Rather than provide a reason for reform, Ford’s situation shows senators are capable of policing themselves, Jackson said.

“We looked one of our very own in the face and said, ‘You violated the law. There must be consequences,”’ Jackson said. “Even if you had ethics reform, what would have been done differently?”

Ford’s resignation Friday came half-way into the Senate Ethics Committee’s hearing detailing the accusations against him.

Among his alleged transgressions is that he used campaign money at adult stores — purchases Ford explained as gag gifts to volunteers — and to pay bills for his car and home.

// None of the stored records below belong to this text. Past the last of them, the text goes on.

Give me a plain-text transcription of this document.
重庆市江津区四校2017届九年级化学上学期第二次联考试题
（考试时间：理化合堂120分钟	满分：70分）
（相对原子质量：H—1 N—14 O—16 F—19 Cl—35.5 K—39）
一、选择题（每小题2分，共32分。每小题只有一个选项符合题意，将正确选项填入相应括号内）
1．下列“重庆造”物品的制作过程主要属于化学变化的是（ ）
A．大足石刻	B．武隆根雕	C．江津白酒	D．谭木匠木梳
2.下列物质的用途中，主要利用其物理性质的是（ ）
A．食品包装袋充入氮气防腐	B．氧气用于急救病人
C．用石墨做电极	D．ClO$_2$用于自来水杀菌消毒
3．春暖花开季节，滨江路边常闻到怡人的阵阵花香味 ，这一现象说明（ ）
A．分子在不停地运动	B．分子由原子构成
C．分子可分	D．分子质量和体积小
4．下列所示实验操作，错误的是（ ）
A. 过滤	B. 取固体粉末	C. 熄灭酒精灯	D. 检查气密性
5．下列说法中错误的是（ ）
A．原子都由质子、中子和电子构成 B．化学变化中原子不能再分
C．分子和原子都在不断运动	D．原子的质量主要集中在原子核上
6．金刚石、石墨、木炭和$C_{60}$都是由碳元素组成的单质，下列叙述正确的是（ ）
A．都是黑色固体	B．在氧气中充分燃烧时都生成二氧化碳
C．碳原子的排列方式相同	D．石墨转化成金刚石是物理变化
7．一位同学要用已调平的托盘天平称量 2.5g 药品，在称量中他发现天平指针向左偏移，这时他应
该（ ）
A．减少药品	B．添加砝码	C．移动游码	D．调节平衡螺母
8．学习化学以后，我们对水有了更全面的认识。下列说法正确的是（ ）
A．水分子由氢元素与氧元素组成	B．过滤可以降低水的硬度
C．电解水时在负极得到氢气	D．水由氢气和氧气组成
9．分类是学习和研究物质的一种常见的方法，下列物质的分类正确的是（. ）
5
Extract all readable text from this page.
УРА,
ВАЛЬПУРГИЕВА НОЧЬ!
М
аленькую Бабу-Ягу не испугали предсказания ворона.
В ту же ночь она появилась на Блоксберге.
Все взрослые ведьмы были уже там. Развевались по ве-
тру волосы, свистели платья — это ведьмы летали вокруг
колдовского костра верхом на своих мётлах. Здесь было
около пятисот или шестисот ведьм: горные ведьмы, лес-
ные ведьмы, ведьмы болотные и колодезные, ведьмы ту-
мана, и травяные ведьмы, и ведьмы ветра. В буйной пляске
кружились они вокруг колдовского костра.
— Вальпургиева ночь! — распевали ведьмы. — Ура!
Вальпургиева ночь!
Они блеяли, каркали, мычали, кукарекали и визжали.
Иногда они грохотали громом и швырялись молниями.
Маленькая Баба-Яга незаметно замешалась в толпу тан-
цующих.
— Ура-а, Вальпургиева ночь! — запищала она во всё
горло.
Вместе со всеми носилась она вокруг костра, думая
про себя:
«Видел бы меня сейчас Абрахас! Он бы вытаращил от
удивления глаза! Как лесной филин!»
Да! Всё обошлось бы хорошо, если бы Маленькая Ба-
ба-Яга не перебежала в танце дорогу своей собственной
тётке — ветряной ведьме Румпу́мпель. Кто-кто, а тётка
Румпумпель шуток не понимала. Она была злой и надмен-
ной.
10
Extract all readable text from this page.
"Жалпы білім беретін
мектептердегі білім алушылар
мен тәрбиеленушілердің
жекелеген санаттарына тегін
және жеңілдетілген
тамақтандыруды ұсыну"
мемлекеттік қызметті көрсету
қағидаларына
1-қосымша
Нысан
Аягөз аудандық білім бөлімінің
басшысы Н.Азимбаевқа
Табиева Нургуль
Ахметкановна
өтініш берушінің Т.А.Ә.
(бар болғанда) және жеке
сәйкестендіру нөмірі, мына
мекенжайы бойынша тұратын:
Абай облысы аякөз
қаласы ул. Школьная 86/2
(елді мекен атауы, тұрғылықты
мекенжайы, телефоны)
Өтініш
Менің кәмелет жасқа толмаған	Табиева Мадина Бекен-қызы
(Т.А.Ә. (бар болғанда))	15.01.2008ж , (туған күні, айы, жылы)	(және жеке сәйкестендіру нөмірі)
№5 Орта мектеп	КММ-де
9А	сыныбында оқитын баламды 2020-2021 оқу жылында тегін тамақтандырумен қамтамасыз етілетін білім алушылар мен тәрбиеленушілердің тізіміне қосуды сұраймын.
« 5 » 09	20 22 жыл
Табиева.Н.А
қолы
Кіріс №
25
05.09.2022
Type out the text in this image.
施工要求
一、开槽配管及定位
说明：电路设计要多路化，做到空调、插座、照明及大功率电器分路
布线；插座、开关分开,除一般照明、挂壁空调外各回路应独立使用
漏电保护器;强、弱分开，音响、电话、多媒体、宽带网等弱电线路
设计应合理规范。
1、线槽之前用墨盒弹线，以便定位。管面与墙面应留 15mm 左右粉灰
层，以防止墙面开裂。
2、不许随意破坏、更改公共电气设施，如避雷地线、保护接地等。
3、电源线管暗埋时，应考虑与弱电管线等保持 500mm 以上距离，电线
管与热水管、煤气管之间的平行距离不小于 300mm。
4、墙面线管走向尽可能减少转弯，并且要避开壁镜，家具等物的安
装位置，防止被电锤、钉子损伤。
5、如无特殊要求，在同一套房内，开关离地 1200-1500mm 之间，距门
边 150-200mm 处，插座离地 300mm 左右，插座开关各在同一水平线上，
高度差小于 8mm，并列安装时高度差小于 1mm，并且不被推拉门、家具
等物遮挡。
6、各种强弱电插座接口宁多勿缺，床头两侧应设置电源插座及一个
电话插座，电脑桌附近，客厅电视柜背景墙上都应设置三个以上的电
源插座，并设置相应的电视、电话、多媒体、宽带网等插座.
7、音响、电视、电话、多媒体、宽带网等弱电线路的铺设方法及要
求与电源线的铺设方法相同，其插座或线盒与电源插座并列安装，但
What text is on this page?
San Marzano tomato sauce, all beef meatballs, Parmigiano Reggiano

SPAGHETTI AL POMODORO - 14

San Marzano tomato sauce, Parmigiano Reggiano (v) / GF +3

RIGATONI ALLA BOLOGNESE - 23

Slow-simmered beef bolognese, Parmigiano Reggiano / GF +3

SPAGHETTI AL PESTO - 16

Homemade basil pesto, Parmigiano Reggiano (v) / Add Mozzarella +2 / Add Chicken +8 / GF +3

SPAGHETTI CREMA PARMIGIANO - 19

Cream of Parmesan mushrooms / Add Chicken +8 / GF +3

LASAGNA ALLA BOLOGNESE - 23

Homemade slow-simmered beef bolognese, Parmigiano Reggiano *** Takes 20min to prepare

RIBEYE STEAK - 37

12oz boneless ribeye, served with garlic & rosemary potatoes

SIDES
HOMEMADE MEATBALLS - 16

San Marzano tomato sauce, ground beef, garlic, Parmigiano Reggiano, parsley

Jackson said the committee, on which he sits, did the right but difficult thing in holding the public hearing and finding that Ford committed multiple ethics violations over the past four years.

The case against Ford continues. The committee forwarded it to the attorney general for further investigation. Ford’s lawyer, William Runyon, says Ford’s inadvertent errors are due to his horrible bookkeeping skills.

Jackson said Haley herself, not Ford, prompted the push for ethics reform, noting it followed the House Ethics Committee twice clearing the governor last year of allegations she lobbied for two former employers while a House member. Using campaign cash for personal expenses is on a different level than being hired for your contacts, Jackson said.

“If you want to know why we need ethics reform, perhaps Mr. Godfrey should have gone downstairs and looked at someone he is really familiar with,” Jackson said.

Judiciary Chairman Larry Martin said he’s still optimistic, “if we don’t get too bogged down in the personalities.”

“My challenge is to convince them to rise above the hurt feelings and animosity and move on,” said Martin, R-Pickens.